Ciò che conta, in ogni caso, sono i dubbi che emergono a livello di policy. Tre anni fa, la volontà di “liberare” gli sciiti e i curdi ha portato a quella che Walzer denuncia essere la sottomissione dei sunniti. Ora, sarebbe necessario sostenere i sunniti contro gli sciiti. La domanda è semplice: e quando i sunniti saranno di nuovo i più forti? Stanto a Walzer, dovremo difendere chi verrà minacciato. E’ palmare che immischiandosi in una simile avventura, si rischia di restare imprigionati in una spirale dalla quale è impossibile districarsi. Soprattutto perché agendo sulla base di un senso di giustizia, difficilmente si soddisferanno esigenze di stabilità. Il caso serbo-kossovaro insegna. Nell’approccio liberale normativo di Walzer, secondo il quale gli uomini sono intimamente dediti al bene, l’evenienza di uno scontro perenne tra fazioni viene scartato.
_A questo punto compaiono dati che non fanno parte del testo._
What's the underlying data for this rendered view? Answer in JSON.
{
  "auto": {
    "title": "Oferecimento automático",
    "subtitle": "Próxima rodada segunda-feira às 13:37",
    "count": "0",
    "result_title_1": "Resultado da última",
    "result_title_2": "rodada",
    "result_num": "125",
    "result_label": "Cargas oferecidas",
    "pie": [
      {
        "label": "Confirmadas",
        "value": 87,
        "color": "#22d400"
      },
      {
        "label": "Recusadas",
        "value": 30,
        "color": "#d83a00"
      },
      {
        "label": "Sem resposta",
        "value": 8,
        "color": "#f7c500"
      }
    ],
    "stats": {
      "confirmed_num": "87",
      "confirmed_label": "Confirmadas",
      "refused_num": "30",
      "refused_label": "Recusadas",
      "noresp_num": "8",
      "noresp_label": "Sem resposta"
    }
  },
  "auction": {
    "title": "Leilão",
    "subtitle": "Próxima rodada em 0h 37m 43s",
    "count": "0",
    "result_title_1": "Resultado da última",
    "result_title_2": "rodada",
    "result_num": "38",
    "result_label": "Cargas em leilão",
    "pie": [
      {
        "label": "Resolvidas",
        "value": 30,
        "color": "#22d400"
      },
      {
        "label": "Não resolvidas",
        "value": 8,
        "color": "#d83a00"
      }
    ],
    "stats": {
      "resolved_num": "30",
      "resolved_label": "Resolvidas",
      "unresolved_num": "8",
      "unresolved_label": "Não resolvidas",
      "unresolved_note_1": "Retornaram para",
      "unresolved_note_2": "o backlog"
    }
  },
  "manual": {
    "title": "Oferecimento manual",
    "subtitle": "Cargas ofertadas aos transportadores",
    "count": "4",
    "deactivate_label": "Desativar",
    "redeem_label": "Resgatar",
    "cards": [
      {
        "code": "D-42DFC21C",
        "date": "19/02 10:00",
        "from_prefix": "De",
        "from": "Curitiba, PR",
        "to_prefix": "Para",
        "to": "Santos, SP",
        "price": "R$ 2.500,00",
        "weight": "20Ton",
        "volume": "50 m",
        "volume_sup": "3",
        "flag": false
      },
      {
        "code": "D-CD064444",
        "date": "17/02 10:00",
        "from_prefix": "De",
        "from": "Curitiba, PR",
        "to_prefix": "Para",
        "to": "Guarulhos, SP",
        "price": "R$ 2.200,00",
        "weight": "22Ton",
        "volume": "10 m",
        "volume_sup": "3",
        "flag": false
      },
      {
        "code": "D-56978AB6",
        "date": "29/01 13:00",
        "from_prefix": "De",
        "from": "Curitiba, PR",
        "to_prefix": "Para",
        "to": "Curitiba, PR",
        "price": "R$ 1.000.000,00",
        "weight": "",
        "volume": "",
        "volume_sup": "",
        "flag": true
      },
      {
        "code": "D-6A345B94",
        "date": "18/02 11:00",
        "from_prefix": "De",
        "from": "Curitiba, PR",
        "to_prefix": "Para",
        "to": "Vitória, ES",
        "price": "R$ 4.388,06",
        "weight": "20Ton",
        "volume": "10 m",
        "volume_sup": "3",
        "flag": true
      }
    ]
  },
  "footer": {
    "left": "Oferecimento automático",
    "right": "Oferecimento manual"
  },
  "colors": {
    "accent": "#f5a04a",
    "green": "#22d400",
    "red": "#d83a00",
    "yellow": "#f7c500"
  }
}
L’assunzione è che, una volta raggiunta la giustizia, si otterrà anche la pace. L’evidenza empirica sembra indicare un’altra verità, meno rosea e più brutale – una volta raggiunta la giustizia, i popoli perpetrano l’ingiustizia nei confronti degli altri.

In conclusione, nella sua analisi Walzer tiene in considerazione tanti fattori tranne quello fondamentale – gli interessi americani, il metro per decidere se e quanto a lungo rimanere o meno in Iraq.

Gli interessi degli Stati Uniti devono infatti essere il perno sul quale far girare ogni tipo di considerazione etica – quale il futuro dei sunniti, dei curdi o dei democratici iracheni. Ogni valutazione che diverga da questo punto sarà infruttifera, nel migliore dei casi, altrimenti controproducente.

Scegliendo questa strada, forse, c’è il rischio di compiere scelte moralmente deprecabili. Può darsi. Ma non si vedono altre soluzioni. Difficilmente il popolo americano sarà disposto a far morire i suoi soldati per il bene di altri popoli se non avrà in cambio un guadagno materiale e tangibile – una conseguenza positiva. Proteggere ora chi domani non può essere salvato, sulla base di imperativi morali, non è infatti una soluzione.

Come già ricordato, la bontà delle intenzioni non dà alcuna garanzia sia sul successo delle politiche che essa ispira che sulla bontà dei loro risultati. Meglio rimanere consequenzialisti, magari per un po’ più di un momento.